A Path to Safe Drone Operations: The Latest from EASA

This week, EASA published a drone directory for uncrewed aircraft that are classified in the “open category” and are labeled with specific class marks. The agency also released a template for drones operating in the “specific category.” (Photo: DJI)

This week, EASA (European Union Aviation Safety Agency) released a drone directory of uncrewed aircraft that fit within the “open category” and have been labeled with specific class marks, such as “C1” or “C2.” This list from EASA will help individuals, businesses, and other stakeholders identify drones that adhere to the new regulations set to be effective from Jan. 1, 2024. 

Starting Jan. 1, the following new drone rules will be in effect:

  • Drones labeled with a “C1” mark and weighing up to 900g can fly in areas with lots of people, according to the A1 rules.
  • Drones weighing up to 4 kg with a “C2” label can fly within 5 meters of people who aren’t involved in the drone’s operation, as per the A2 rules.

There are already drones in the market that follow these rules. EASA has a list of these drones, which will soon be a part of the EASA Sustainable Air Mobility Hub—a website created by EASA to help local governments and businesses use drones in a sustainable way. It’s a key part of the EU’s new drone plan, called Drone Strategy 2.0.
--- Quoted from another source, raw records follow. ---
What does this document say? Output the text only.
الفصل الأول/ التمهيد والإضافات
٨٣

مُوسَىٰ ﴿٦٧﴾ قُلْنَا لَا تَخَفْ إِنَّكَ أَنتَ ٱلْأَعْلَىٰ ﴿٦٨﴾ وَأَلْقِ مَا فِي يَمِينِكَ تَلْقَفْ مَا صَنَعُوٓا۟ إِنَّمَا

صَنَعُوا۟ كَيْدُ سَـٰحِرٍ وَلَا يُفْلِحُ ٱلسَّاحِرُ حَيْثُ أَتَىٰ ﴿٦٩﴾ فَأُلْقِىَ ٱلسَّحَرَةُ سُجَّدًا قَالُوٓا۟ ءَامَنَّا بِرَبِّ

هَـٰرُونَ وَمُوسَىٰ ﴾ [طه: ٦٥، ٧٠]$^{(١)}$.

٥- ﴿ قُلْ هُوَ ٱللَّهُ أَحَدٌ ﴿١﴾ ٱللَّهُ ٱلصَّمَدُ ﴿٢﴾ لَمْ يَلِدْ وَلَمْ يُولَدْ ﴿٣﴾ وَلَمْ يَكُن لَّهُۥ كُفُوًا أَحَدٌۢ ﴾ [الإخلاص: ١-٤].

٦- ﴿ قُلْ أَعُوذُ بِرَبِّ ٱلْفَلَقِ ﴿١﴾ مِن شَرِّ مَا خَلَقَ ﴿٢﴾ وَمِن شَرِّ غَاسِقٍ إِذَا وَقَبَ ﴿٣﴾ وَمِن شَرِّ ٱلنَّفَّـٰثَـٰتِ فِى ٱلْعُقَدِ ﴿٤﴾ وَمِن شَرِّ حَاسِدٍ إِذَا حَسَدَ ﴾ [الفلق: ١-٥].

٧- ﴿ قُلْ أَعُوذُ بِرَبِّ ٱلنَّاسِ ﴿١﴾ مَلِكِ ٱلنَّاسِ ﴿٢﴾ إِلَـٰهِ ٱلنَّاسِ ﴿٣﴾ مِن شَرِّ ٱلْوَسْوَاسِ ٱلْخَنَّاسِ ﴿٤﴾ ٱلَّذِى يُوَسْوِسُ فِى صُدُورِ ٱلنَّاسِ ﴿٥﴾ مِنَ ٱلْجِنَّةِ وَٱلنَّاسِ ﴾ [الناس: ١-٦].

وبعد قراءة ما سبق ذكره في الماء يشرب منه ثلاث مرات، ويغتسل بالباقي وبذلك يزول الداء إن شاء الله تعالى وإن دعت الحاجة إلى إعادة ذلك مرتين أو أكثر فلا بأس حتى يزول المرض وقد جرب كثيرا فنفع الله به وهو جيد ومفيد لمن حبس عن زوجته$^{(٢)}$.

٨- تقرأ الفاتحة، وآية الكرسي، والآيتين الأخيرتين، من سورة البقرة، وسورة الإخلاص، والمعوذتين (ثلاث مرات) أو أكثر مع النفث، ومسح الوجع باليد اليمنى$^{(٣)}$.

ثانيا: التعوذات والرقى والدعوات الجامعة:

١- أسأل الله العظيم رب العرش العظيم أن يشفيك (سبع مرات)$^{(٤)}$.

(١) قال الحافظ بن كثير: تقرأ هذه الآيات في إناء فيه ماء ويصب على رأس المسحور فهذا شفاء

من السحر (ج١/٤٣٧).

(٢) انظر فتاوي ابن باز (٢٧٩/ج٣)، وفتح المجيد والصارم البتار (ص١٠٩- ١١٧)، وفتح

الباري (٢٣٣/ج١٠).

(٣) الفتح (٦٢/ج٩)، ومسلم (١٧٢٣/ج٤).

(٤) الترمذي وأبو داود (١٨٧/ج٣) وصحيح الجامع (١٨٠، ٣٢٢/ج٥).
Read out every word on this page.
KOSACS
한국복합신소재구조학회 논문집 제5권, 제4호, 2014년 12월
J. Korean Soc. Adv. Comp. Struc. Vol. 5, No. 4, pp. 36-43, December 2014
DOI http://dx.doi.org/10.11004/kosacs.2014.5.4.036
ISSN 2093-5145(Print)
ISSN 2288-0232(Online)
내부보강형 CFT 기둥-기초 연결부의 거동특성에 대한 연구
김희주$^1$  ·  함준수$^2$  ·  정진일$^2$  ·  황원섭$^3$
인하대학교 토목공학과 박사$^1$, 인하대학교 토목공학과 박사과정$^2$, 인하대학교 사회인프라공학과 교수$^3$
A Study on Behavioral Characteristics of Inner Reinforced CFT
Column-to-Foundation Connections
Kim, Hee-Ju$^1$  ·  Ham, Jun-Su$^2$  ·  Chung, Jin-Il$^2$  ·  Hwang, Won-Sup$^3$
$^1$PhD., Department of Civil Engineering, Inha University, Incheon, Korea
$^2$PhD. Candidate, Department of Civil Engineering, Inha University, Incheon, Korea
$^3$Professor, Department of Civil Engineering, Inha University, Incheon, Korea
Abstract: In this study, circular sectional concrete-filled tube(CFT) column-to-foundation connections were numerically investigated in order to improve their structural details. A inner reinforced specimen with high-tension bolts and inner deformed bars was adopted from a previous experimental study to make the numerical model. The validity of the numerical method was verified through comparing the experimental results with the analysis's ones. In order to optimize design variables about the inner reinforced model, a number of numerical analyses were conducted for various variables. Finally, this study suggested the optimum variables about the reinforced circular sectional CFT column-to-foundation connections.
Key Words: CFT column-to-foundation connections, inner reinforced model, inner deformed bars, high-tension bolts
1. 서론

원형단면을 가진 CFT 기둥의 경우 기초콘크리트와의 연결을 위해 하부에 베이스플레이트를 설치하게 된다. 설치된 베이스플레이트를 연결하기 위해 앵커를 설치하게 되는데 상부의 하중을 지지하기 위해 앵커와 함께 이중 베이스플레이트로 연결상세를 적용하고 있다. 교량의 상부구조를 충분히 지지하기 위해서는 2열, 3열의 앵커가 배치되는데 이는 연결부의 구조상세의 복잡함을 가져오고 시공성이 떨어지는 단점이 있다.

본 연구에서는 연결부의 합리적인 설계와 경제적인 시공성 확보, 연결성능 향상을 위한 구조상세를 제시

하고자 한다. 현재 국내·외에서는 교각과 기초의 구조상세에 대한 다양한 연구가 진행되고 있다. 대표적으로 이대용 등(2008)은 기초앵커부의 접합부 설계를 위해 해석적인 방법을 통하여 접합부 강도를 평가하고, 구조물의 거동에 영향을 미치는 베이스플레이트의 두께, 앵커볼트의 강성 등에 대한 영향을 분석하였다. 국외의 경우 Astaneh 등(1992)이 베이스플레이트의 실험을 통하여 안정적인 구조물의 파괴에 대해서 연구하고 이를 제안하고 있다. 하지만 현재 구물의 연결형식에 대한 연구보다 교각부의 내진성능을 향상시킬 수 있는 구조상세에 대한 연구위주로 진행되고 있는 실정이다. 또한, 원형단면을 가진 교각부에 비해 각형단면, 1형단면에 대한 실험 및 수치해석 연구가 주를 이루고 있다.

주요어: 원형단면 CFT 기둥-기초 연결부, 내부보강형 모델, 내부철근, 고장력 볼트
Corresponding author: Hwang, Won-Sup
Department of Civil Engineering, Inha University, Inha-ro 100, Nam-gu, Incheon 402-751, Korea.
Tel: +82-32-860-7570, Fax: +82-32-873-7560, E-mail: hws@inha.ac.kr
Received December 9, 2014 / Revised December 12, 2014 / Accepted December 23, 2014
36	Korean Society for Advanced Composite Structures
A “CE” mark on a product means it meets EU standards for health, safety, and the environment. It’s for products sold in the European Economic Area (EEA).

(Photo: Asylon)


EASA also released a guide meant for drones operating in the “specific category” this week. This template, called an Operations Manual, is for drone activities under SAIL II (Specific Assurance Integrity Level II). If drone operators want permission to operate in this category, they need to submit a similar manual. This requirement is based on Article 12 of the EU’s rules from 2019 about drone operations.

EASA classifies the following uncrewed aircraft systems (UAS) operations in the “specific” category:

  • BVLOS (Beyond Visual Line Of Sight)
  • Operating a drone with MTOM (maximum take-off mass) > 25 kg
  • Operating higher than 120m above ground level
  • Dropping material
  • Operating in an urban environment with MTOM > 4 kg or without a class identification label

Based on SORA (Specific Operations Risk Assessment), SAIL I and II are classified as low-risk; SAIL III and IV are medium-risk, and SAIL V and VI involve high-risk operations.

The release of this template underscores EASA’s commitment to ensuring that drone operations in the EU are conducted safely and according to set standards. This is essential given the increasing number of drones and their diverse applications in today’s world.

By providing a template for the Operations Manual, EASA is also offering clear guidance on what they expect from drone operators in the specific category under SAIL II. This helps standardize operations and ensures that everyone is on the same page regarding safety and operational standards.